= Open Angel Forum =

The Open Angel Forum is a recurring event designed to aid early stage startup companies seeking funding, via presentations to prospective angel investors.

Launched in 2009 by tech entrepreneur and media figure Jason Calacanis, the event was the culmination of a series of public comments by Calacanis questioning the ethics of groups who charge fledgling companies to present to wealthy investors. Calacanis, already co-founder of startup competition TechCrunch50 with Michael Arrington (which ran from 2007 to 2009), had spoken out repeatedly against specific groups he characterized as preying on small, hopeful companies seeking financing.

The conversation evolved quickly over the course of several days, beginning with a blog post calling for "Jihad" against the Keiretsu Forum, a discussion on his online broadcast This Week in Startups, and two impassioned polemics outlining the impetus for creating an alternative model: the first self-described as "declaring war" and "written with boiling blood" quickly followed by a second containing quotes from other prominent tech industry pundits such as Fred Wilson and Brad Feld as well as anonymous individuals claiming to be formerly affiliated or familiar with the groups in question.

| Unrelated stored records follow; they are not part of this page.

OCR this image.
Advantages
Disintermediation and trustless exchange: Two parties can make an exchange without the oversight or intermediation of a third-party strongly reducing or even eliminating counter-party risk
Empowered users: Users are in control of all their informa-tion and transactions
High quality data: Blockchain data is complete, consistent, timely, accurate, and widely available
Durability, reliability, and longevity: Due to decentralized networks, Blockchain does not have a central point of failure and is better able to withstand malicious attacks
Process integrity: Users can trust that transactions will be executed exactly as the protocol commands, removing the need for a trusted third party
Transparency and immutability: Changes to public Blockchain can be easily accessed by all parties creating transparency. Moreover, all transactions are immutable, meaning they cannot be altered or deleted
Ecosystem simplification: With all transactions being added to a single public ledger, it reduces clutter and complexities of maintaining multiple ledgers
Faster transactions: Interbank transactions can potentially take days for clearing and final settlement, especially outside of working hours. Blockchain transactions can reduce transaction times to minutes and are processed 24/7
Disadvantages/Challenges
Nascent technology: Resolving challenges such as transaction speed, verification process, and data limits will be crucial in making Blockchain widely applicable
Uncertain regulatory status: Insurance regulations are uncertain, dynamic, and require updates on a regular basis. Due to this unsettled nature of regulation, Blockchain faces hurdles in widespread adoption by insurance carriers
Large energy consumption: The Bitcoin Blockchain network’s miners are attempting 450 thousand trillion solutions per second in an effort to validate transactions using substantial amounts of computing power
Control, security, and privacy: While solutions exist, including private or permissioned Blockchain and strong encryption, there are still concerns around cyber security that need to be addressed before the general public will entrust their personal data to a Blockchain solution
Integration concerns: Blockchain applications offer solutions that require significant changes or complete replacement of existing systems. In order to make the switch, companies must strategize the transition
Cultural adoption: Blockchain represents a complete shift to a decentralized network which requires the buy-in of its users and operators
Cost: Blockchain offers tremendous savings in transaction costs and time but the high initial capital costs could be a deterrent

Upon formalizing the organization, several principles were outlined regarding qualifications and structure, the most notable legacy of the initial controversy being a strict rule against fees for both presenters and investors for participation. Startups presenting at the Open Angel Forum are picked by the event's organizers (which include regional "chapter heads" as well). Six companies are chosen and each presents for 10 minutes. Angel investors must apply for admission as well, and required to be active, with at least four investments in the past year. The first event was held on January 14, 2009, in Los Angeles and to date events have been held in six cities: Los Angeles, San Francisco, Palo Alto, Boston, Boulder, CO and New York City.

Though news reports and blog postings by participating companies, as well as the organization itself, have touted funding offers following the events, the group does not maintain a comprehensive list of presenters, nor have they announced the success rate or other metrics as to the efficacy of the program as a source for startup capital for participants.